Our dancing is making us better people.  Better co-workers, better mothers, better dudes at cocktail parties, better women who water your basil and your Rhodesian Ridgeback when you escape town.  And we are not hurting anyone.  But be warned that we could.  We are not only women who pick ourselves up after falling down, but we climb an additional fifteen feet after that and some of us make a mean knuckle sandwich.  Before you judge, come in and try out a class for fun, seeing as that is what it is all about.  And for your safety, please refrain from ridiculing what we love, you really don’t want a poler bear after you.

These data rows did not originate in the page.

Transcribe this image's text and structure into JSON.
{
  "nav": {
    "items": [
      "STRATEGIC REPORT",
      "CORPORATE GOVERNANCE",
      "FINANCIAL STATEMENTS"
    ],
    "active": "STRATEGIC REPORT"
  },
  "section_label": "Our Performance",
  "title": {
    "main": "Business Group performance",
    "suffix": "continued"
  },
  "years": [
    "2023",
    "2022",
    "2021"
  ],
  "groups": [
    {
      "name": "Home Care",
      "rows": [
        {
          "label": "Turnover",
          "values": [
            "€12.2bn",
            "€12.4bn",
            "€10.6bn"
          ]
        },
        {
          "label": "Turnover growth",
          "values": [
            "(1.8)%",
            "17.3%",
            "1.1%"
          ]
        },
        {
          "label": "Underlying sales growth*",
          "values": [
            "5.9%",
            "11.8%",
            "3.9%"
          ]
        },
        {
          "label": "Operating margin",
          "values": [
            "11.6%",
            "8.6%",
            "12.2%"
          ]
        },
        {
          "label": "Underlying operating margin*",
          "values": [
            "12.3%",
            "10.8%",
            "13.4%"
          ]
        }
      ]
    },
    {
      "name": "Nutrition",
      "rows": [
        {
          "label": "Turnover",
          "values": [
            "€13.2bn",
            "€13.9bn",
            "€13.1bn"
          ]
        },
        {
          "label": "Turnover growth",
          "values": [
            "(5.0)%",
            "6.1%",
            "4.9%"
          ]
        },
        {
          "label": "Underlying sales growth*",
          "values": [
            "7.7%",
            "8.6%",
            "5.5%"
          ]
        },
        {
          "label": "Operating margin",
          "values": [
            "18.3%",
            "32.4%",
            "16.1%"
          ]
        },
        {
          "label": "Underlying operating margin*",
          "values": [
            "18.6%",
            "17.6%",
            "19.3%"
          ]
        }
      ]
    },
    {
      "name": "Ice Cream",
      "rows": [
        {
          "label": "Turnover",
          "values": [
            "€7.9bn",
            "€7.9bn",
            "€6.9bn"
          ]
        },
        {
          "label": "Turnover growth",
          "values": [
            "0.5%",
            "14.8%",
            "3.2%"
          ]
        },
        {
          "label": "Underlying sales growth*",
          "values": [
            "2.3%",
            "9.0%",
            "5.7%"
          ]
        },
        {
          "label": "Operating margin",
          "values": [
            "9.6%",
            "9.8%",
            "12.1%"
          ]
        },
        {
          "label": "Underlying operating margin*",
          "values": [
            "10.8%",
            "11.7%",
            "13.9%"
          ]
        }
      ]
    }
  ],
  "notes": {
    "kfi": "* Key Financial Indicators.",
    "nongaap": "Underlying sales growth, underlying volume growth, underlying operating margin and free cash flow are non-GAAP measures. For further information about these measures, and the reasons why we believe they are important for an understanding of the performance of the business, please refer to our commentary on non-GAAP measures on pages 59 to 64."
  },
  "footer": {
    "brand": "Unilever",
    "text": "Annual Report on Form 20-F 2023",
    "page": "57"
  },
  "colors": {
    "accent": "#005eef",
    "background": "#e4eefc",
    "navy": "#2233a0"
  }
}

_______________________________________________

Kira Jane is a nomad who grew up in Asia and the Middle East and has adopted her mother’s mantra of “home is where the toothbrush is” to prevent a cultural identity crisis.  She is a member of the Sisters In Crime, and a Hedgebrook Vortext alumna.  Aside from being a writer, Kira Jane has also been an actress, a model, a bartender, a dog trainer, a pet portrait artist, a European furniture salesperson, the landlord of a shady apartment complex, a waitress and her first job was to pick out beetles from a bucket of mealworms at a zoo in Indonesia.  She did not get paid for the latter, which may partially explain the shoulder chip and her tongue-in-cheek voice.